Par exemple, un couple formé de deux personnes gagnant chacun 50 000$ ne touchera absolument rien, tandis qu'un couple composé d'une personne dont le salaire est de 100 000$ et d'une autre qui n'a aucun gagne-pain aura droit à un chèque de 1920$, d'après le DPB.

Les ménages les plus fortunés ont droit à une part considérable du gâteau. Environ le tiers du coût total du programme, soit 750 millions $, sera versé aux ménages dont le revenu total est de 100 000$.

Pour les familles à plus faible revenu, le bénéfice «frôle le zéro», est-il écrit dans le rapport produit par l'équipe de Jean-Denis Fréchette.

Le DPB prévoit par ailleurs que le fractionnement du revenu réduirait les revenus du gouvernement d'environ 2,2 milliards $ en 2015 et qu'il aurait «un effet négligeable sur les revenus des provinces».

La conclusion tirée mardi par le DPB rejoint celle de l'Institut C.D. Howe, qui a évalué à 85% le nombre de foyers canadiens - particulièrement les parents seuls - qui ne bénéficieraient aucunement de cette formule.

Même l'ex-ministre fédéral des Finances, feu Jim Flaherty, avait remis en question sa pertinence et sa portée.
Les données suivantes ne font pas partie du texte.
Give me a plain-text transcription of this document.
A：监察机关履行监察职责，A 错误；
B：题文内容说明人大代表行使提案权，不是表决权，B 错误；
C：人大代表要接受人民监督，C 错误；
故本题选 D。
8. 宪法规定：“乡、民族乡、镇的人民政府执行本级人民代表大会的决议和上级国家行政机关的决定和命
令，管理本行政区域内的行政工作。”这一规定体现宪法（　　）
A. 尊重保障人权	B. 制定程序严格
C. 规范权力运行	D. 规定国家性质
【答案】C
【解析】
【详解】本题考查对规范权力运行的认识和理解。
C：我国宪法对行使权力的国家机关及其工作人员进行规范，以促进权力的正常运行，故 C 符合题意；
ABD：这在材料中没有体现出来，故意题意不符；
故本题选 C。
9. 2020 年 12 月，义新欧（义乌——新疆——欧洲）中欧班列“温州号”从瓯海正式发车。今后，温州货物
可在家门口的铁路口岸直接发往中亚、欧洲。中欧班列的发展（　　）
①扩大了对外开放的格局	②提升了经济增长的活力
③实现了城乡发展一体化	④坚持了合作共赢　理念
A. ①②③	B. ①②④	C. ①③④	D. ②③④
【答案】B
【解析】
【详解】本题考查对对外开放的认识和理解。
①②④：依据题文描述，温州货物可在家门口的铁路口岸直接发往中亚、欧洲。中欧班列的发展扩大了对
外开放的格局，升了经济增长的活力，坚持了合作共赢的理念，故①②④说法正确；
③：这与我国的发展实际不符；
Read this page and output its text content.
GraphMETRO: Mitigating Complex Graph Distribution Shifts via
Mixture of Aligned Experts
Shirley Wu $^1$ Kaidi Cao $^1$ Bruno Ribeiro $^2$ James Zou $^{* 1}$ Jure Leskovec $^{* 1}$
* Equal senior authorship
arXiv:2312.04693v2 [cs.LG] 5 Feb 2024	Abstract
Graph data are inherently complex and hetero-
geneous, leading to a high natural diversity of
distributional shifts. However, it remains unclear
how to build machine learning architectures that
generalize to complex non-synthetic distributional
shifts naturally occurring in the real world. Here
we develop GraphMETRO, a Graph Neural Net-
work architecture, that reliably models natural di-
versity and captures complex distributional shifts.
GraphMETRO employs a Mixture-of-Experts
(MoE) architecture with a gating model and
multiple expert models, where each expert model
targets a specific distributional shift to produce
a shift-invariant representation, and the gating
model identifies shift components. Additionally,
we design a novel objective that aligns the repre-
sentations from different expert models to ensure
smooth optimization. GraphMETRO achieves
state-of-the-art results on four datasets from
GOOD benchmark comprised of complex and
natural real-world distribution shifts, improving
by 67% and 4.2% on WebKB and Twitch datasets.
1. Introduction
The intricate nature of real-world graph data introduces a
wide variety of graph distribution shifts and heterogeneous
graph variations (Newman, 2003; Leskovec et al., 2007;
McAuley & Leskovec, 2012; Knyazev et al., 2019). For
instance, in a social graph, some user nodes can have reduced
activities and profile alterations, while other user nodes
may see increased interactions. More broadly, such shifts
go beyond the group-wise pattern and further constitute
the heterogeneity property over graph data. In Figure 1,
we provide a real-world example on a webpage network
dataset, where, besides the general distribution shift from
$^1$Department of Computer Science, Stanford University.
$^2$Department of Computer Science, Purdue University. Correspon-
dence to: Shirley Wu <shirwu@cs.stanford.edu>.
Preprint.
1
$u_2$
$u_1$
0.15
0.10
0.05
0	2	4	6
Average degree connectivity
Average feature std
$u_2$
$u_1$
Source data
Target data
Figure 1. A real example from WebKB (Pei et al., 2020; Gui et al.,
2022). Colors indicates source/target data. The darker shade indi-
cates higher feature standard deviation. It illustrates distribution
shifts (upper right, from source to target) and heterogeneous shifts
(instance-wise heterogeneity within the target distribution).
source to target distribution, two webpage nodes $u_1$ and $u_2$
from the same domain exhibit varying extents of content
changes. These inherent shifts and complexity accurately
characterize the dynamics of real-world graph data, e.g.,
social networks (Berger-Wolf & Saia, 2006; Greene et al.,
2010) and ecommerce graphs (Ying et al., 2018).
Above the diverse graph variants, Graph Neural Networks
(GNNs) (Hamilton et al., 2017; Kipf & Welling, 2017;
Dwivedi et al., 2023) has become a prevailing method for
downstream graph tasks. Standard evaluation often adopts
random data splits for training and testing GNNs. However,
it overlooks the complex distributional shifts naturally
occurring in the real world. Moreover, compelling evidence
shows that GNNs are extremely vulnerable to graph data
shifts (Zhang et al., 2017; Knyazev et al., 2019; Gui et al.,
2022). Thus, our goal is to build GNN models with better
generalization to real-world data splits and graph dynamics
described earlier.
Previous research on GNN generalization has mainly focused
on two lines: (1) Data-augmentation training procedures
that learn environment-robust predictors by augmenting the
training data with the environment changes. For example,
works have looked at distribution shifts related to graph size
Il avait déclaré que personnellement, il préférerait utiliser les surplus budgétaires pour «rembourser la dette publique» et «réduire les impôts».

L'ancien grand argentier d'Ottawa avait rapidement été désavoué par le premier ministre Stephen Harper.

La mesure fiscale, que le gouvernement a rebaptisée «baisse d'impôt pour les familles» lors de son dévoilement, devrait réduire les revenus fiscaux fédéraux d'environ 2,4 milliards $ en 2014-2015 et de 1,9 milliard $ en 2015-2016, selon les données gouvernementales.

Les deux partis d'opposition à Ottawa, le Nouveau Parti démocratique (NPD) et le Parti libéral du Canada (PLC), ont annoncé que s'ils étaient portés au pouvoir, ils annuleraient cette mesure.

Un pari qui pourrait sembler risqué alors même que les Canadiens remplissent leur déclaration d'impôts - car malgré tout, environ une famille sur six profitera de cette baisse d'impôt.